Why are only passwords hashed?
Some things first:
- Forget about MD5 immediately. It's old and weak.
- Ideally, forget about SHA1 too. There are SHA2 and SHA3.
- This hash algorithms in their pure form are useful for many things, but not for passwords. Use them in combination with eg. PBKDF2, or use bcrypt (and don't forget salting).
So, if I am not wrong passwords are hashed so that in a rare situation of your database being compromised a hacker can not see all the passwords in your database as the passwords are hashed.
Correct. While this won't help making your server more secure (after all, it's already compromised in such a situation), it prevents eg. the attacker using the passwords on other sites. Sadly most people use one password for multiple things.

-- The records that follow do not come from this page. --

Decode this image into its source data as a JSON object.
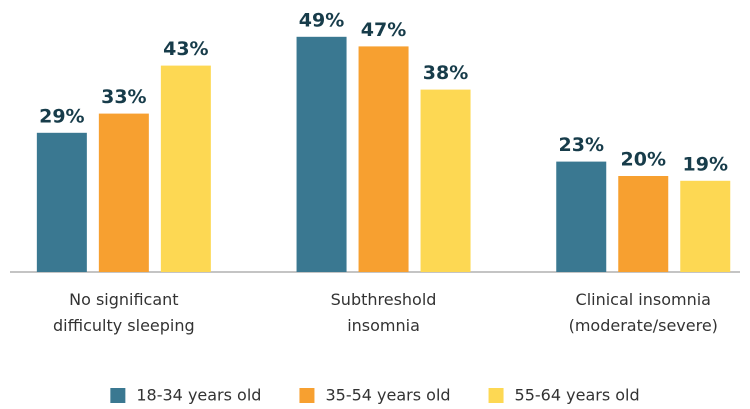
{
  "chart_data": {
    "type": "bar",
    "categories": [
      "No significant difficulty sleeping",
      "Subthreshold insomnia",
      "Clinical insomnia (moderate/severe)"
    ],
    "series": [
      {
        "name": "18-34 years old",
        "color": "#3a7891",
        "values": [
          29,
          49,
          23
        ],
        "value_labels": [
          "29%",
          "49%",
          "23%"
        ]
      },
      {
        "name": "35-54 years old",
        "color": "#f7a030",
        "values": [
          33,
          47,
          20
        ],
        "value_labels": [
          "33%",
          "47%",
          "20%"
        ]
      },
      {
        "name": "55-64 years old",
        "color": "#fdd853",
        "values": [
          43,
          38,
          19
        ],
        "value_labels": [
          "43%",
          "38%",
          "19%"
        ]
      }
    ],
    "ylim": [
      0,
      50
    ],
    "legend": "bottom"
  }
}
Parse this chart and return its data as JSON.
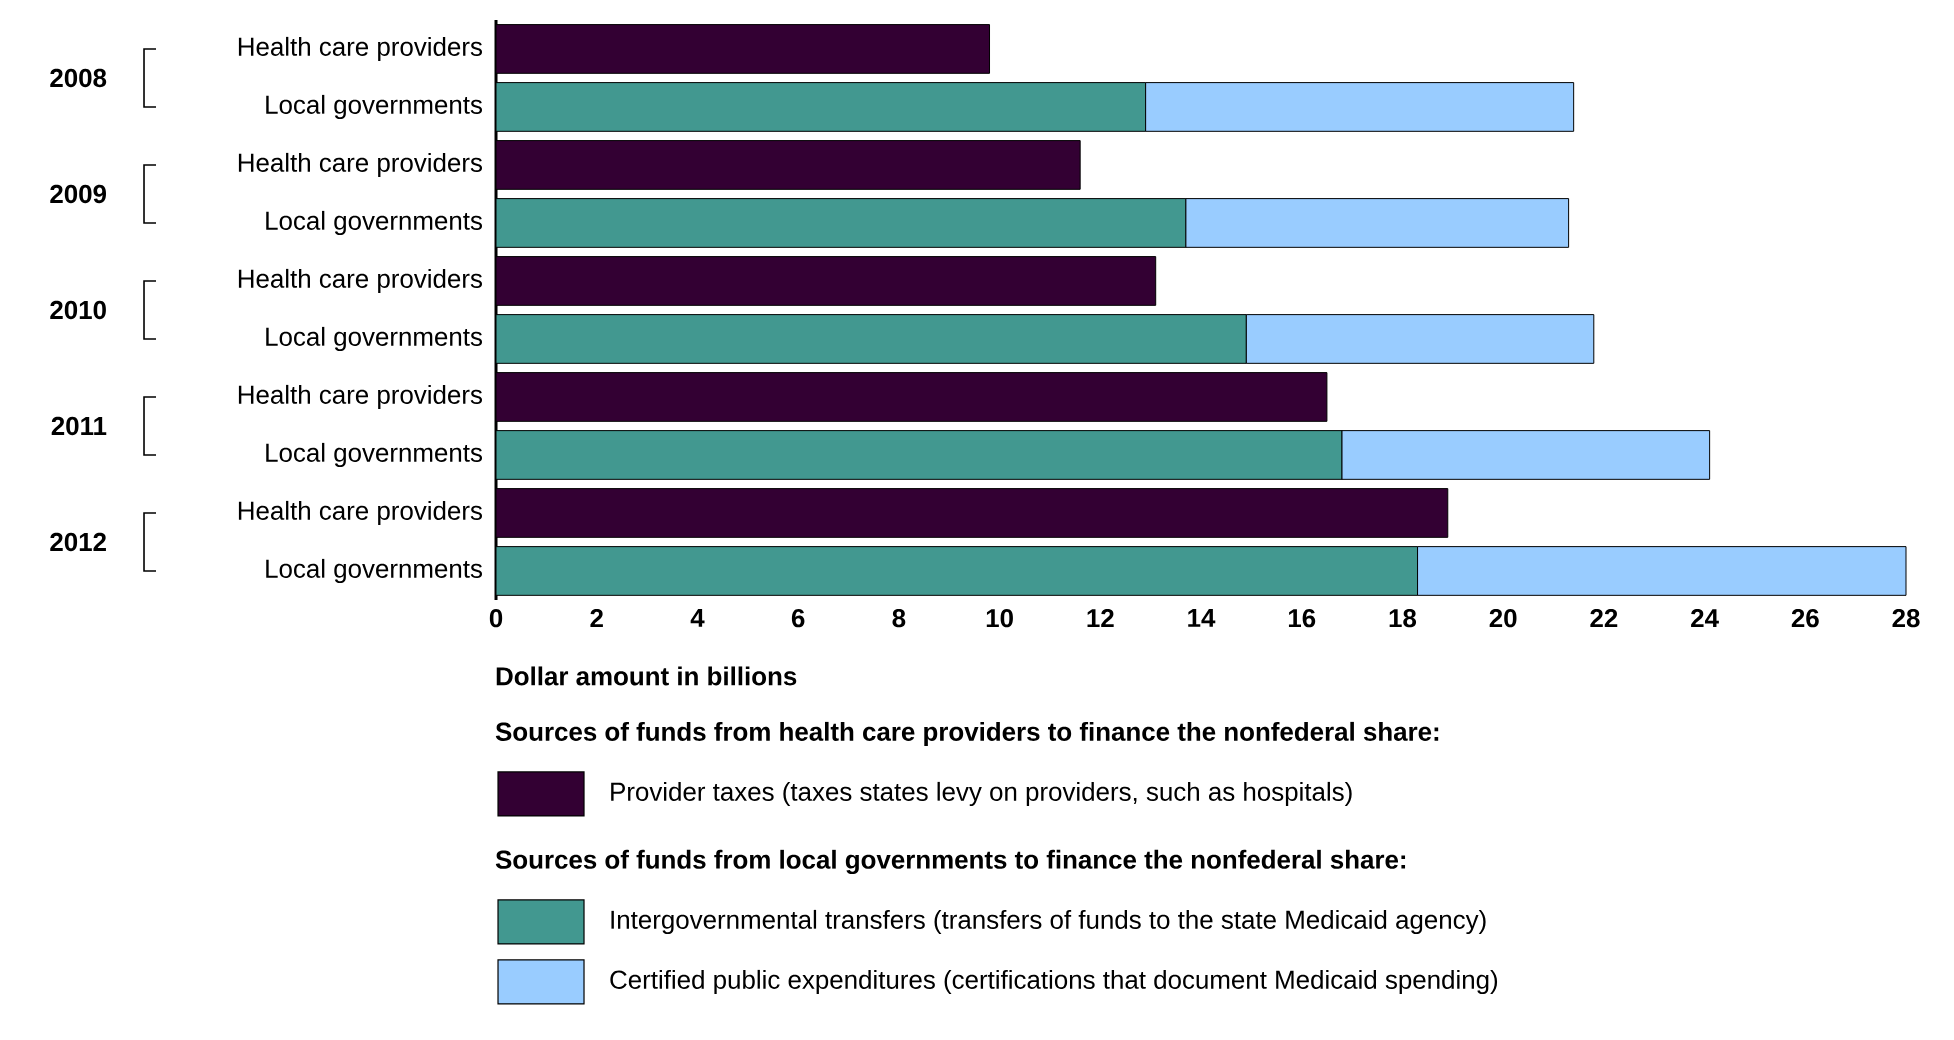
{
  "chart_data": {
    "type": "bar",
    "orientation": "horizontal",
    "stacked": true,
    "legend": "bottom",
    "categories": [
      "Health care providers",
      "Local governments",
      "Health care providers",
      "Local governments",
      "Health care providers",
      "Local governments",
      "Health care providers",
      "Local governments",
      "Health care providers",
      "Local governments"
    ],
    "series": [
      {
        "name": "Provider taxes (taxes states levy on providers, such as hospitals)",
        "color": "#330033",
        "values": [
          9.8,
          null,
          11.6,
          null,
          13.1,
          null,
          16.5,
          null,
          18.9,
          null
        ]
      },
      {
        "name": "Intergovernmental transfers (transfers of funds to the state Medicaid agency)",
        "color": "#429890",
        "values": [
          null,
          12.9,
          null,
          13.7,
          null,
          14.9,
          null,
          16.8,
          null,
          18.3
        ]
      },
      {
        "name": "Certified public expenditures (certifications that document Medicaid spending)",
        "color": "#99ccff",
        "values": [
          null,
          8.5,
          null,
          7.6,
          null,
          6.9,
          null,
          7.3,
          null,
          9.7
        ]
      }
    ],
    "xlabel": "Dollar amount in billions",
    "xlim": [
      0,
      28
    ],
    "xticks": [
      0,
      2,
      4,
      6,
      8,
      10,
      12,
      14,
      16,
      18,
      20,
      22,
      24,
      26,
      28
    ],
    "annotations": [
      "2008",
      "2009",
      "2010",
      "2011",
      "2012",
      "Sources of funds from health care providers to finance the nonfederal share:",
      "Sources of funds from local governments to finance the nonfederal share:"
    ]
  }
}
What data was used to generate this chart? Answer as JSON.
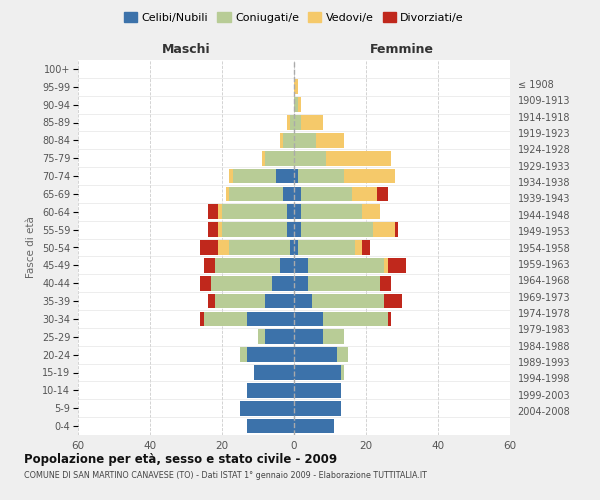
{
  "age_groups": [
    "0-4",
    "5-9",
    "10-14",
    "15-19",
    "20-24",
    "25-29",
    "30-34",
    "35-39",
    "40-44",
    "45-49",
    "50-54",
    "55-59",
    "60-64",
    "65-69",
    "70-74",
    "75-79",
    "80-84",
    "85-89",
    "90-94",
    "95-99",
    "100+"
  ],
  "birth_years": [
    "2004-2008",
    "1999-2003",
    "1994-1998",
    "1989-1993",
    "1984-1988",
    "1979-1983",
    "1974-1978",
    "1969-1973",
    "1964-1968",
    "1959-1963",
    "1954-1958",
    "1949-1953",
    "1944-1948",
    "1939-1943",
    "1934-1938",
    "1929-1933",
    "1924-1928",
    "1919-1923",
    "1914-1918",
    "1909-1913",
    "≤ 1908"
  ],
  "maschi": {
    "celibi": [
      13,
      15,
      13,
      11,
      13,
      8,
      13,
      8,
      6,
      4,
      1,
      2,
      2,
      3,
      5,
      0,
      0,
      0,
      0,
      0,
      0
    ],
    "coniugati": [
      0,
      0,
      0,
      0,
      2,
      2,
      12,
      14,
      17,
      18,
      17,
      18,
      18,
      15,
      12,
      8,
      3,
      1,
      0,
      0,
      0
    ],
    "vedovi": [
      0,
      0,
      0,
      0,
      0,
      0,
      0,
      0,
      0,
      0,
      3,
      1,
      1,
      1,
      1,
      1,
      1,
      1,
      0,
      0,
      0
    ],
    "divorziati": [
      0,
      0,
      0,
      0,
      0,
      0,
      1,
      2,
      3,
      3,
      5,
      3,
      3,
      0,
      0,
      0,
      0,
      0,
      0,
      0,
      0
    ]
  },
  "femmine": {
    "nubili": [
      11,
      13,
      13,
      13,
      12,
      8,
      8,
      5,
      4,
      4,
      1,
      2,
      2,
      2,
      1,
      0,
      0,
      0,
      0,
      0,
      0
    ],
    "coniugate": [
      0,
      0,
      0,
      1,
      3,
      6,
      18,
      20,
      20,
      21,
      16,
      20,
      17,
      14,
      13,
      9,
      6,
      2,
      1,
      0,
      0
    ],
    "vedove": [
      0,
      0,
      0,
      0,
      0,
      0,
      0,
      0,
      0,
      1,
      2,
      6,
      5,
      7,
      14,
      18,
      8,
      6,
      1,
      1,
      0
    ],
    "divorziate": [
      0,
      0,
      0,
      0,
      0,
      0,
      1,
      5,
      3,
      5,
      2,
      1,
      0,
      3,
      0,
      0,
      0,
      0,
      0,
      0,
      0
    ]
  },
  "colors": {
    "celibi": "#3c72aa",
    "coniugati": "#b8cc96",
    "vedovi": "#f5c96a",
    "divorziati": "#c0281c"
  },
  "xlim": 60,
  "title": "Popolazione per età, sesso e stato civile - 2009",
  "subtitle": "COMUNE DI SAN MARTINO CANAVESE (TO) - Dati ISTAT 1° gennaio 2009 - Elaborazione TUTTITALIA.IT",
  "ylabel_left": "Fasce di età",
  "maschi_label": "Maschi",
  "femmine_label": "Femmine",
  "legend_labels": [
    "Celibi/Nubili",
    "Coniugati/e",
    "Vedovi/e",
    "Divorziati/e"
  ],
  "bg_color": "#efefef",
  "plot_bg_color": "#ffffff"
}
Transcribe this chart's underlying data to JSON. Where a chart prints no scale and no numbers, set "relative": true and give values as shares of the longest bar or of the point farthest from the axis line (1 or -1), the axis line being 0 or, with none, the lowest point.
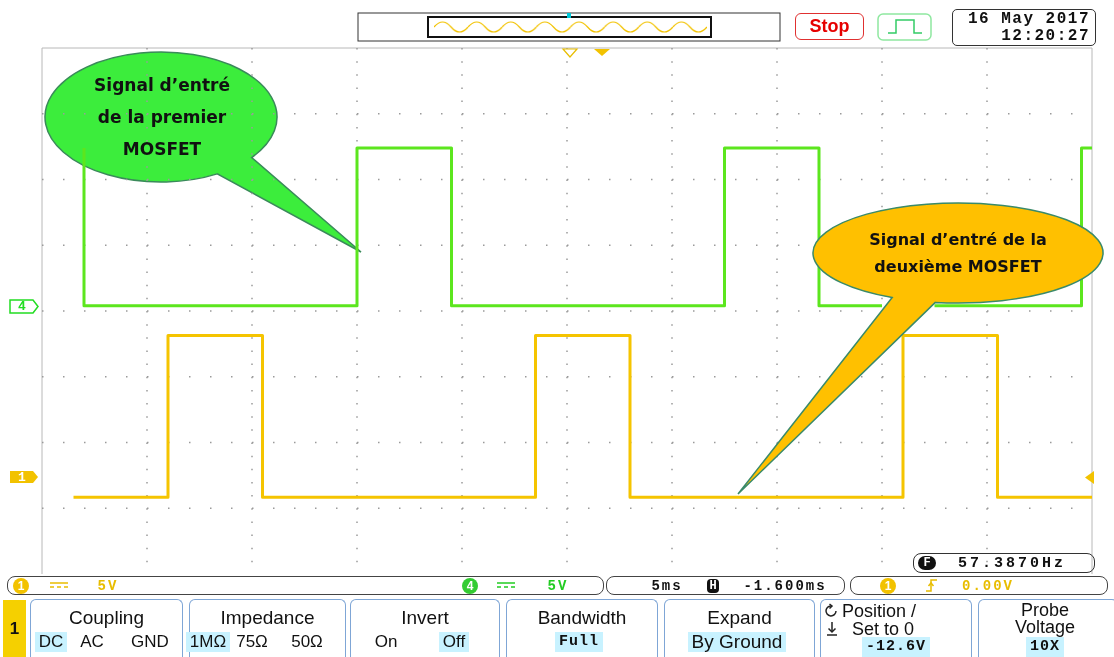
{
  "chart_data": {
    "type": "step",
    "relative": true,
    "grid": true,
    "categories": [
      null,
      null,
      null,
      null,
      null,
      null,
      null,
      null,
      null,
      null,
      null,
      null,
      null,
      null,
      null,
      null,
      null,
      null,
      null,
      null,
      null,
      null,
      null,
      null,
      null,
      null,
      null,
      null,
      null,
      null,
      null,
      null,
      null,
      null,
      null,
      null,
      null,
      null,
      null,
      null,
      null,
      null,
      null,
      null,
      null,
      null,
      null,
      null,
      null,
      null,
      null,
      null,
      null,
      null,
      null,
      null,
      null,
      null,
      null,
      null,
      null,
      null,
      null,
      null,
      null,
      null,
      null,
      null,
      null,
      null,
      null,
      null,
      null,
      null,
      null,
      null,
      null,
      null,
      null,
      null,
      null,
      null,
      null,
      null,
      null,
      null,
      null,
      null,
      null,
      null,
      null,
      null,
      null,
      null,
      null,
      null,
      null,
      null,
      null,
      null,
      null
    ],
    "series": [
      {
        "color": "#5ce61e",
        "values": [
          null,
          null,
          null,
          null,
          1,
          0.63,
          0.63,
          0.63,
          0.63,
          0.63,
          0.63,
          0.63,
          0.63,
          0.63,
          0.63,
          0.63,
          0.63,
          0.63,
          0.63,
          0.63,
          0.63,
          0.63,
          0.63,
          0.63,
          0.63,
          0.63,
          0.63,
          0.63,
          0.63,
          0.63,
          0.63,
          1,
          1,
          1,
          1,
          1,
          1,
          1,
          1,
          1,
          0.63,
          0.63,
          0.63,
          0.63,
          0.63,
          0.63,
          0.63,
          0.63,
          0.63,
          0.63,
          0.63,
          0.63,
          0.63,
          0.63,
          0.63,
          0.63,
          0.63,
          0.63,
          0.63,
          0.63,
          0.63,
          0.63,
          0.63,
          0.63,
          0.63,
          0.63,
          1,
          1,
          1,
          1,
          1,
          1,
          1,
          1,
          1,
          0.63,
          0.63,
          0.63,
          0.63,
          0.63,
          0.63,
          null,
          null,
          null,
          null,
          0.63,
          0.63,
          0.63,
          0.63,
          0.63,
          0.63,
          0.63,
          0.63,
          0.63,
          0.63,
          0.63,
          0.63,
          0.63,
          0.63,
          0.63,
          1
        ]
      },
      {
        "color": "#f5c400",
        "values": [
          null,
          null,
          null,
          0.18,
          0.18,
          0.18,
          0.18,
          0.18,
          0.18,
          0.18,
          0.18,
          0.18,
          0.18,
          0.56,
          0.56,
          0.56,
          0.56,
          0.56,
          0.56,
          0.56,
          0.56,
          0.56,
          0.18,
          0.18,
          0.18,
          0.18,
          0.18,
          0.18,
          0.18,
          0.18,
          0.18,
          0.18,
          0.18,
          0.18,
          0.18,
          0.18,
          0.18,
          0.18,
          0.18,
          0.18,
          0.18,
          0.18,
          0.18,
          0.18,
          0.18,
          0.18,
          0.18,
          0.18,
          0.56,
          0.56,
          0.56,
          0.56,
          0.56,
          0.56,
          0.56,
          0.56,
          0.56,
          0.18,
          0.18,
          0.18,
          0.18,
          0.18,
          0.18,
          0.18,
          0.18,
          0.18,
          0.18,
          0.18,
          0.18,
          0.18,
          0.18,
          0.18,
          0.18,
          0.18,
          0.18,
          0.18,
          0.18,
          0.18,
          0.18,
          0.18,
          0.18,
          0.18,
          0.18,
          0.56,
          0.56,
          0.56,
          0.56,
          0.56,
          0.56,
          0.56,
          0.56,
          0.56,
          0.18,
          0.18,
          0.18,
          0.18,
          0.18,
          0.18,
          0.18,
          0.18,
          0.18
        ]
      }
    ],
    "annotations": [
      "Stop",
      "16 May 2017",
      "12:20:27",
      "Signal d’entré de la premier MOSFET",
      "Signal d’entré de la deuxième MOSFET",
      "4",
      "1",
      "F",
      "57.3870Hz",
      "1",
      "5V",
      "4",
      "5V",
      "5ms",
      "H",
      "-1.600ms",
      "1",
      "0.00V",
      "1",
      "Coupling",
      "DC",
      "AC",
      "GND",
      "Impedance",
      "1MΩ",
      "75Ω",
      "50Ω",
      "Invert",
      "On",
      "Off",
      "Bandwidth",
      "Full",
      "Expand",
      "By Ground",
      "Position /",
      "Set to 0",
      "-12.6V",
      "Probe Voltage",
      "10X"
    ]
  }
}
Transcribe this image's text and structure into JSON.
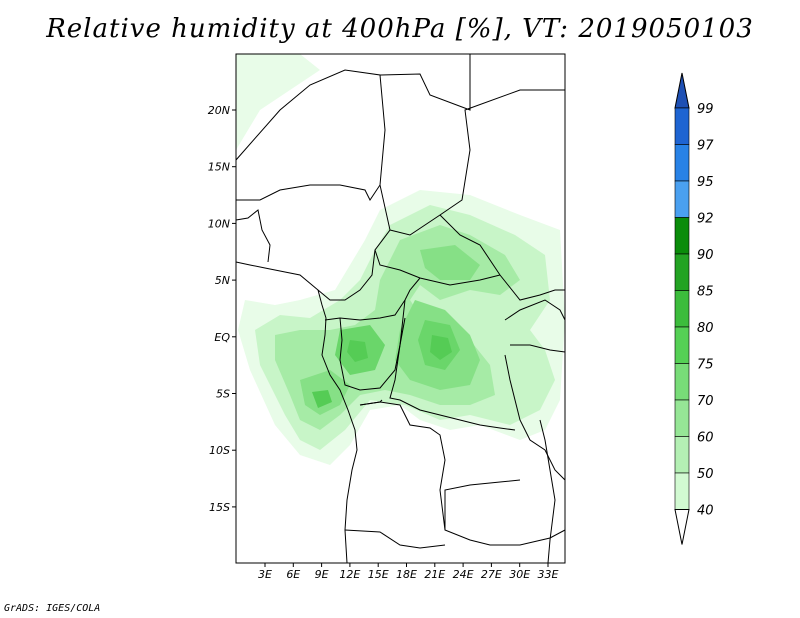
{
  "title": "Relative humidity at 400hPa [%], VT: 2019050103",
  "credit": "GrADS: IGES/COLA",
  "map": {
    "lat_labels": [
      "20N",
      "15N",
      "10N",
      "5N",
      "EQ",
      "5S",
      "10S",
      "15S"
    ],
    "lon_labels": [
      "3E",
      "6E",
      "9E",
      "12E",
      "15E",
      "18E",
      "21E",
      "24E",
      "27E",
      "30E",
      "33E"
    ]
  },
  "colorbar": {
    "levels": [
      "99",
      "97",
      "95",
      "92",
      "90",
      "85",
      "80",
      "75",
      "70",
      "60",
      "50",
      "40"
    ],
    "colors": [
      "#1e64d2",
      "#2882e6",
      "#4aa0f0",
      "#0a8c0a",
      "#23a323",
      "#3cbc3c",
      "#55d055",
      "#78dc78",
      "#96e696",
      "#b4f0b4",
      "#d2fad2",
      "#f0fff0"
    ],
    "top_arrow_color": "#1e50b4",
    "bottom_arrow_color": "#ffffff"
  }
}
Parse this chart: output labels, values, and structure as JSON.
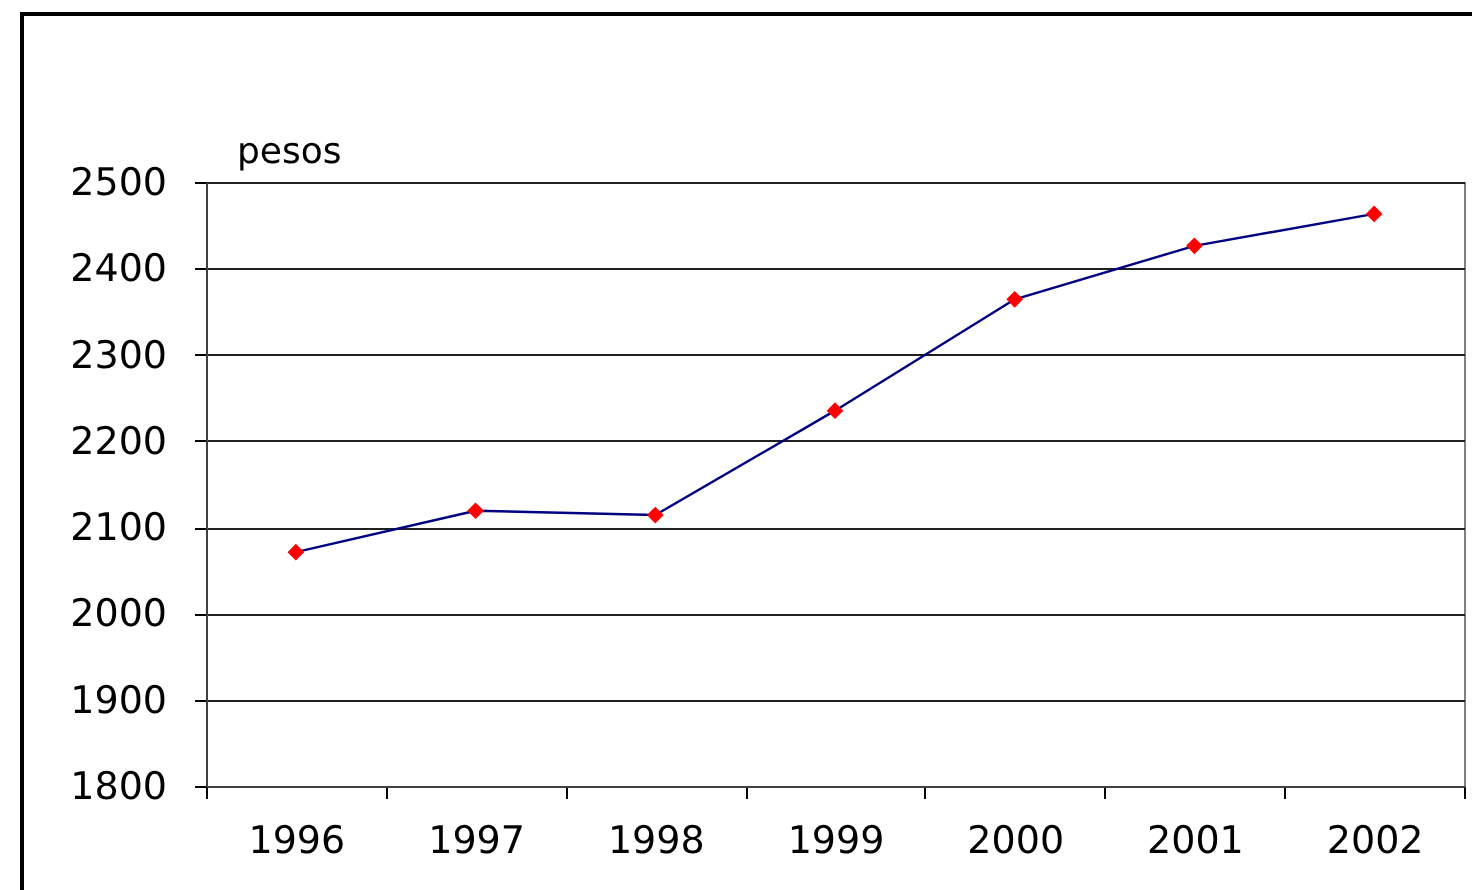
{
  "chart_data": {
    "type": "line",
    "ylabel": "pesos",
    "categories": [
      "1996",
      "1997",
      "1998",
      "1999",
      "2000",
      "2001",
      "2002"
    ],
    "series": [
      {
        "color": "#000080",
        "colors": [
          "#ff0000",
          "#ff0000",
          "#ff0000",
          "#ff0000",
          "#ff0000",
          "#ff0000",
          "#ff0000"
        ],
        "values": [
          2071,
          2119,
          2114,
          2235,
          2364,
          2426,
          2463
        ]
      }
    ],
    "ylim": [
      1800,
      2500
    ],
    "yticks": [
      1800,
      1900,
      2000,
      2100,
      2200,
      2300,
      2400,
      2500
    ],
    "grid": "y",
    "marker": "diamond",
    "line_style": "solid"
  }
}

Is hacking a database that easy? I mean instead of finding new ways to hash, why can't they make their database more secure or "hack-proof"?
You could (and you should). But:
- Even with all your efforts, there always is some chance the attacker can get access. Bugs in software and devices you don't know about and/or you can't fix, and many more things.
- Often you can't give your best because of managers who don't think security is important, have no budget for it etc.
If a hacker manages to hack into some database, why would he want to know the hashed passwords? I mean he can change other columns of data. For example, he could search for his username and increase his bank balance. So, shouldn't all the fields be hashed?
If all fields are hashed, the database is useless for you too; so you can't do that. Remember, a good hash can't be reversed.
As said above, as soon as your DB/Server is compromised, the damage for you already happened. The hashed passwords just prevent that the attacker gets access to other accounts of your users too (and then some users would sue you, so hashing helps you too).
MD5 and SHA-1 are no longer safe not because "most password hashes are now on the internet." The use of salts to make password hashes globally unique in fact makes this impossible. They are obsolete because they are too fast, and too many candidate passwords can be tested against a stolen hash too quickly for comfort.
The downside of hashing is that it isn't reversible. This is why it can't be used for all sensitive data. You bank balance, for instance, isn't much good to either you or the bank if it is hashes, and neither of you knows what it is.
While it's probably not that easy with well configured systems in mind, multiple vulnerabilities either on the OS or application level (like SQL Injection, possibly even a file inclusion) may lead to database compromise, as is quite often the case in reality. Protecting passwords by hashing them is an example of defense in depth. Even if a line of defense fails, it should still be relatively hard to get to actual passwords.
Passwords are a good target for multiple reasons. On the one hand, they allow impersonation of users, rather than reading, changing or deleting data with the attacker's (possibly compromised) account. Also users tend to reuse passwords, so a password stolen from one application has a very good chance to be valid for other accounts of the same user. As for why other data is not hashed - hashing is one way, you cannot get back the original value from a hash (at least not trivially, in reality and with many hash functions, you have a good chance, but let's disregard that for a moment). Being one way means that hash functions are good for checking whether a password entered is the same as the stored one, but it is not good for storing data that you actually need in its unencrypted form. And that is the solution you may have been looking for, encryption, as opposed to hashing. It is indeed a good idea to encrypt sensitive data in a database, but that too has its own problems, for example key management.